When we moved to Richland, Washington in 1943 (I was 8 months old) Dad went to work at the Hanford Site, very top secret at the time, as an ironworker. Since he was a union journeyman, he was hired as a foreman based on the assumption that a journeyman union hand could at least read blueprints, etc. He worked on the “B-Reactor”; the first fullscale nuclear reactor in the world and the one that produced the plutonium for the “Trinity” test bomb and the Nagasaki bomb.

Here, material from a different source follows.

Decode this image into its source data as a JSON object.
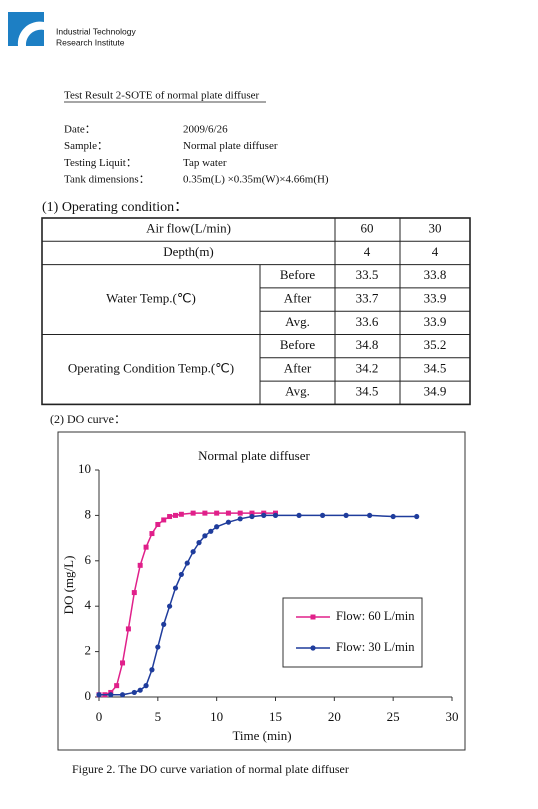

Early on, he lived in the “barracks” at the Hanford townsite during the week and Mom and us kids lived up the Yakima Valley in a little hamlet by the name of Buena Junction until the government built some houses here in Richland in late 44. His roommate in the “barracks” was a mobile crane operator and they were roused from their sleep one morning about 2:00 AM by armed military police. They were told to be quiet, get dressed in work clothes and come with them. They were then driven in jeeps all over the sagebrush desert in the dark in an effort to disorient them as to their whereabouts. They finally arrived at a temporary (metal plates) airstrip with flares for landing lights out in the middle of the desert. There was a mobile crane, rigging cables, shackles, etc there along with a large metal cask on a flatbed truck. There was also a 4-engine bomber sitting there with engines idling. They were instructed to load the cask into the side fuselage opening in the bomber. After doing so, they noted that personnel inside the bomber secured the cask and the bomber taxied and took off into the darkness. They were driven back (once again by a circuitous route) to their “barracks” and told not to mention this episode to anyone, including, friends, spouses, children, priests, preachers, etc. or they would be in more trouble than they could imagine.

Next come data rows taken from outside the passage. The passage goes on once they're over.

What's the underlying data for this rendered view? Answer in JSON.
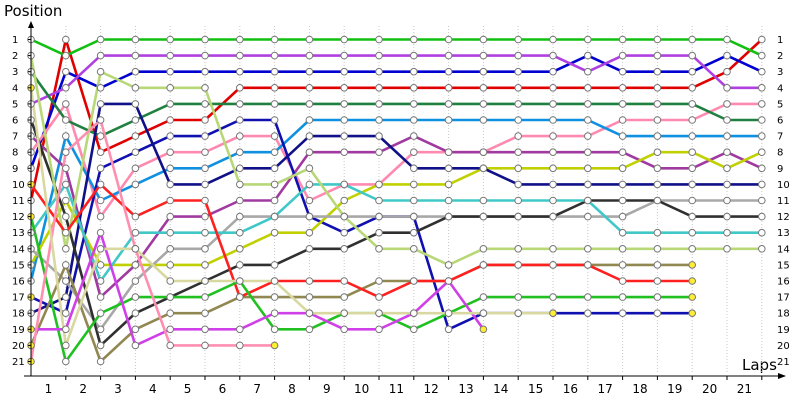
{
  "chart_data": {
    "type": "line",
    "title": "",
    "ylabel": "Position",
    "xlabel": "Laps",
    "x_ticks": [
      "1",
      "2",
      "3",
      "4",
      "5",
      "6",
      "7",
      "8",
      "9",
      "10",
      "11",
      "12",
      "13",
      "14",
      "15",
      "16",
      "17",
      "18",
      "19",
      "20",
      "21"
    ],
    "y_ticks": [
      "1",
      "2",
      "3",
      "4",
      "5",
      "6",
      "7",
      "8",
      "9",
      "10",
      "11",
      "12",
      "13",
      "14",
      "15",
      "16",
      "17",
      "18",
      "19",
      "20",
      "21"
    ],
    "right_labels": [
      "1",
      "2",
      "3",
      "4",
      "5",
      "6",
      "7",
      "8",
      "9",
      "10",
      "11",
      "12",
      "13",
      "14",
      "15",
      "16",
      "17",
      "18",
      "19",
      "20",
      "21"
    ],
    "xlim": [
      0,
      21
    ],
    "ylim": [
      1,
      21
    ],
    "grid": "vertical dotted",
    "series": [
      {
        "color": "#e00000",
        "values": [
          11,
          1,
          8,
          7,
          6,
          6,
          4,
          4,
          4,
          4,
          4,
          4,
          4,
          4,
          4,
          4,
          4,
          4,
          4,
          4,
          3,
          1
        ]
      },
      {
        "color": "#10c010",
        "values": [
          1,
          2,
          1,
          1,
          1,
          1,
          1,
          1,
          1,
          1,
          1,
          1,
          1,
          1,
          1,
          1,
          1,
          1,
          1,
          1,
          1,
          2
        ]
      },
      {
        "color": "#0000d0",
        "values": [
          9,
          3,
          4,
          3,
          3,
          3,
          3,
          3,
          3,
          3,
          3,
          3,
          3,
          3,
          3,
          3,
          2,
          3,
          3,
          3,
          2,
          3
        ]
      },
      {
        "color": "#b040e0",
        "values": [
          5,
          4,
          2,
          2,
          2,
          2,
          2,
          2,
          2,
          2,
          2,
          2,
          2,
          2,
          2,
          2,
          3,
          2,
          2,
          2,
          4,
          4
        ]
      },
      {
        "color": "#ff8ab0",
        "values": [
          8,
          5,
          12,
          9,
          8,
          8,
          7,
          7,
          11,
          10,
          10,
          8,
          8,
          8,
          7,
          7,
          7,
          6,
          6,
          6,
          5,
          5
        ]
      },
      {
        "color": "#208040",
        "values": [
          3,
          6,
          7,
          6,
          5,
          5,
          5,
          5,
          5,
          5,
          5,
          5,
          5,
          5,
          5,
          5,
          5,
          5,
          5,
          5,
          6,
          6
        ]
      },
      {
        "color": "#1090e0",
        "values": [
          16,
          7,
          11,
          10,
          9,
          9,
          8,
          8,
          6,
          6,
          6,
          6,
          6,
          6,
          6,
          6,
          6,
          7,
          7,
          7,
          7,
          7
        ]
      },
      {
        "color": "#a03aa0",
        "values": [
          7,
          9,
          17,
          15,
          12,
          12,
          11,
          11,
          8,
          8,
          8,
          7,
          8,
          8,
          8,
          8,
          8,
          8,
          9,
          9,
          8,
          9
        ]
      },
      {
        "color": "#1010b0",
        "values": [
          17,
          18,
          9,
          8,
          7,
          7,
          6,
          6,
          12,
          13,
          12,
          12,
          19,
          18,
          18,
          18,
          18,
          18,
          18,
          18
        ]
      },
      {
        "color": "#c0d000",
        "values": [
          15,
          11,
          15,
          15,
          15,
          15,
          14,
          13,
          13,
          11,
          10,
          10,
          10,
          9,
          9,
          9,
          9,
          9,
          8,
          8,
          9,
          8
        ]
      },
      {
        "color": "#101088",
        "values": [
          18,
          17,
          5,
          5,
          10,
          10,
          9,
          9,
          7,
          7,
          7,
          9,
          9,
          9,
          10,
          10,
          10,
          10,
          10,
          10,
          10,
          10
        ]
      },
      {
        "color": "#a8a8a8",
        "values": [
          14,
          16,
          19,
          16,
          14,
          14,
          12,
          12,
          12,
          12,
          12,
          12,
          12,
          12,
          12,
          12,
          12,
          12,
          11,
          11,
          11,
          11
        ]
      },
      {
        "color": "#303030",
        "values": [
          6,
          12,
          20,
          18,
          17,
          16,
          15,
          15,
          14,
          14,
          13,
          13,
          12,
          12,
          12,
          12,
          11,
          11,
          11,
          12,
          12,
          12
        ]
      },
      {
        "color": "#40c8c8",
        "values": [
          13,
          10,
          16,
          13,
          13,
          13,
          13,
          12,
          10,
          10,
          11,
          11,
          11,
          11,
          11,
          11,
          11,
          13,
          13,
          13,
          13,
          13
        ]
      },
      {
        "color": "#b8d878",
        "values": [
          2,
          14,
          3,
          4,
          4,
          4,
          10,
          10,
          9,
          12,
          14,
          14,
          15,
          14,
          14,
          14,
          14,
          14,
          14,
          14,
          14,
          14
        ]
      },
      {
        "color": "#908850",
        "values": [
          20,
          15,
          21,
          19,
          18,
          18,
          17,
          17,
          17,
          17,
          16,
          16,
          16,
          15,
          15,
          15,
          15,
          15,
          15,
          15
        ]
      },
      {
        "color": "#ff2020",
        "values": [
          10,
          13,
          10,
          12,
          11,
          11,
          17,
          16,
          16,
          16,
          17,
          16,
          16,
          15,
          15,
          15,
          15,
          16,
          16,
          16
        ]
      },
      {
        "color": "#20c020",
        "values": [
          12,
          21,
          18,
          17,
          17,
          17,
          16,
          19,
          19,
          18,
          18,
          19,
          18,
          17,
          17,
          17,
          17,
          17,
          17,
          17
        ]
      },
      {
        "color": "#d040e8",
        "values": [
          19,
          19,
          13,
          20,
          19,
          19,
          19,
          18,
          18,
          19,
          19,
          18,
          16,
          19
        ]
      },
      {
        "color": "#ff8fb0",
        "values": [
          21,
          8,
          6,
          14,
          20,
          20,
          20,
          20
        ]
      },
      {
        "color": "#d8d8a0",
        "values": [
          4,
          20,
          14,
          14,
          16,
          16,
          16,
          16,
          18,
          18,
          18,
          18,
          18,
          18,
          18,
          18
        ]
      }
    ]
  }
}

After the war he stayed on here as a maintenance ironworker for over 25 years until a heart condition forced him into early retirement. In 1958, when the first Hanford items were de-classified, the two of them, both still working at Hanford, were called into the Hanford Atomic Energy Commission (now the Dept. of Energy) manager’s office and informed that the cask they had loaded that dark night about 14 years earlier contained the B-Reactor Plutonium that ended up at Alamagordo, New Mexico and Nagasaki Japan. Guess they kinda helped send it on the first leg of its historic journey.